The YMCA of Owen Sound Grey Bruce is opting into the Canada-Wide Early Learning and Child Care System.
YMCAs across Ontario have decided to join the system, which will reduce the average cost of child care to $10 a day on average by 2026.
“We have been working with the government to try to bring affordable child care to families across the province for years and it’s just an important step in the right direction to make this happen,” says YMCA Owen Sound Grey Bruce Child Care Director Cyndy Jefferson.
Jefferson says users in Grey Bruce will start seeing credits on their accounts in November. Child care fees will later be reduced by more than 50 per cent by Jan. 1, 2023.
She says what patrons will end up paying by next year will vary.

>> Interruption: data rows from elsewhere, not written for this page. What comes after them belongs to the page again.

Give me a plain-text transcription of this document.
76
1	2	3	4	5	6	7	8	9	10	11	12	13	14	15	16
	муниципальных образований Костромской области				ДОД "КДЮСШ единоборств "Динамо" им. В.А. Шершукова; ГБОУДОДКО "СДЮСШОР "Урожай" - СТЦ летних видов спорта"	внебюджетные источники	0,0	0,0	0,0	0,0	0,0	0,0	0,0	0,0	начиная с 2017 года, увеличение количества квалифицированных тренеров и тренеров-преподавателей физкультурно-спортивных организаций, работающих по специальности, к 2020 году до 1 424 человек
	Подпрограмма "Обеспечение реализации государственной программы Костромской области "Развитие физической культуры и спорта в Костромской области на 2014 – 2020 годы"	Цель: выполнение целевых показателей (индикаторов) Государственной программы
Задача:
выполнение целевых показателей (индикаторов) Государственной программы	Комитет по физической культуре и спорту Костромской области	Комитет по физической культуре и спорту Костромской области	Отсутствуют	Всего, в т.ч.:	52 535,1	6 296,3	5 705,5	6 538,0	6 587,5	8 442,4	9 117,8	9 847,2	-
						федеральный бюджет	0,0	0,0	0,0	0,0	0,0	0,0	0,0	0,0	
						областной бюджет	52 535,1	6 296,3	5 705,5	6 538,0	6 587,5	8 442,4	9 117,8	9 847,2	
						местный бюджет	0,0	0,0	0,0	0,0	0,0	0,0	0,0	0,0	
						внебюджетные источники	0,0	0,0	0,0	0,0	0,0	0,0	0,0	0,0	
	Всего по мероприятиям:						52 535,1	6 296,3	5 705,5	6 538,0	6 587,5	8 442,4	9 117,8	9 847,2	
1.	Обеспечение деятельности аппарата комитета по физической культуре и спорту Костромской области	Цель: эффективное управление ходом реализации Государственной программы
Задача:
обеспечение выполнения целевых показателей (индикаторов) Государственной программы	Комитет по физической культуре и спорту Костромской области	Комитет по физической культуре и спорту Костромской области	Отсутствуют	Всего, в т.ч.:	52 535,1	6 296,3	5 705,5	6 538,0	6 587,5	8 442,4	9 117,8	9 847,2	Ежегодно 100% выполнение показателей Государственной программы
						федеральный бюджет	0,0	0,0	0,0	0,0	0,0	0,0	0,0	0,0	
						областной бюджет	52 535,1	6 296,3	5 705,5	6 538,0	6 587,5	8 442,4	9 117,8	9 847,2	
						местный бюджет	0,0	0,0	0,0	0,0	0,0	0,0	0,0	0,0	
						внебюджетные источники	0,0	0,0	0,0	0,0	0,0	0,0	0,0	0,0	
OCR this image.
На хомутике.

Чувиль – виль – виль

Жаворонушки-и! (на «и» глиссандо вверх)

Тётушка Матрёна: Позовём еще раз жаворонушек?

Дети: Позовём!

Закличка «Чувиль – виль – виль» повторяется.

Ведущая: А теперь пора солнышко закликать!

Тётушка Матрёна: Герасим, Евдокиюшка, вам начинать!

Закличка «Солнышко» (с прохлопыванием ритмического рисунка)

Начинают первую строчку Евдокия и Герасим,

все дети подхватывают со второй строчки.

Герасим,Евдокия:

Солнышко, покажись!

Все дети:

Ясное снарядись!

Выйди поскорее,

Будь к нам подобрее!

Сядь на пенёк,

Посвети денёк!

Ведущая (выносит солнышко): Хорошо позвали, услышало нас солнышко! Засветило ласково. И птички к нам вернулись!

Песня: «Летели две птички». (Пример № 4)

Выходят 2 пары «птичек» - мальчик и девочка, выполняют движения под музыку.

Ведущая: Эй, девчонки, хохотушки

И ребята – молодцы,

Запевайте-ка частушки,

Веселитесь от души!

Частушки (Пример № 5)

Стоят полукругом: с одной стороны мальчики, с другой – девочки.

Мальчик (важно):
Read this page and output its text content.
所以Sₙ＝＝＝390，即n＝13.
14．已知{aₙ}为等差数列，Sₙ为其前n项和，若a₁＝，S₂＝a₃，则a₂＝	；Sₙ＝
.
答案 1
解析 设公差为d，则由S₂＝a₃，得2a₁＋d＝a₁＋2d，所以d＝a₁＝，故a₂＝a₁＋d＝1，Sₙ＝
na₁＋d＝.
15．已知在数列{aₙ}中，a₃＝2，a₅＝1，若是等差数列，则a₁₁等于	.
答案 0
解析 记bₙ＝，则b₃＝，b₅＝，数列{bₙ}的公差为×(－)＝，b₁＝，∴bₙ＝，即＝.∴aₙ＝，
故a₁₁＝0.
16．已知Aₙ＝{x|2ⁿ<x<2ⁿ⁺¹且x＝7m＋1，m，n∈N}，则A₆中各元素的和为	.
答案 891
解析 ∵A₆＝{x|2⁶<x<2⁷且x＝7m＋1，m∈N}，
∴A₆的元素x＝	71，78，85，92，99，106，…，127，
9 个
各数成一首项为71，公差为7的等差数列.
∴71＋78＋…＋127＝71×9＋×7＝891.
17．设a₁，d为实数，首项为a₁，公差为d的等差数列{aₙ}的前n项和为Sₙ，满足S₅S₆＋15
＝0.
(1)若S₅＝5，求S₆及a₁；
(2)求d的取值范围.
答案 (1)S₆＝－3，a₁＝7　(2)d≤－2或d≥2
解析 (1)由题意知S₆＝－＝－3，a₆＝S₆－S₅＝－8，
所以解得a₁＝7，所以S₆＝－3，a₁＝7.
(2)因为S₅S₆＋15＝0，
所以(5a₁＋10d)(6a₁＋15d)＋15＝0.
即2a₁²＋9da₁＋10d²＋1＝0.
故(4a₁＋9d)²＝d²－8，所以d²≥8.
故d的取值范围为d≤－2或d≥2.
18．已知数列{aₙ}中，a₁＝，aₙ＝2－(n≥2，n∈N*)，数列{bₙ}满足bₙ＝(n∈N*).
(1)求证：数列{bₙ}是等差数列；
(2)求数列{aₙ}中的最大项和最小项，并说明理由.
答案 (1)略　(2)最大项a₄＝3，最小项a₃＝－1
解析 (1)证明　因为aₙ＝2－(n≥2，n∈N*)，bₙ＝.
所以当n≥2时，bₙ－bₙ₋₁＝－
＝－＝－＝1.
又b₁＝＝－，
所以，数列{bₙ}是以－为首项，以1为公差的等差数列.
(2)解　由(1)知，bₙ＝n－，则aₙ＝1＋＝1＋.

“It will be 50 per cent of our base fees, up to a minimum of $12 a day, it just depends, our rates are different for all of our different programs. The hope is that by the end of 2026, that we will actually be at that average $10 a day,” says Jefferson.
Jefferson says by opting into this program, there will be no changes to services.
“Certainly we would hope down the road to be able to offer more quality licensed child care to children and families in our community, but right now we are being faced with a significant staffing crisis, and until we are able to resolve that staffing crisis, we are not going to be able to expand as we would hope to,” says Jefferson.
Jefferson says opting into the Canada-wide program will be good for families in the community.
“We believe there is a lot of work that still needs to happen, and a lot of information that we need to sort through. It is a pretty big package, it is a pretty big system that they are talking about,” says Jefferson. “For us as an organization, we believe that our government really needs to look at that work place strategy and the cost of that for us to make sure that we can continue to have a solid child care system available for children and families across our province, including Owen Sound and Grey Bruce.
The Ontario government says the purpose of this program is to lower fees, increase access, enhance high-quality child care, support inclusion, and enhance data and reporting.
In addition to reducing costs for child care fees by 50 per cent on average by the end of December this year, the province says the program will also create about 86,000 new licensed child care spaces by the end of 2026. The program also seeks to improve compensation for low wage registered early childhood educators. The program will also use evidence-based data to measure and improve how the system supports children and families.
The last day for child care operators to opt into the program was Nov. 1.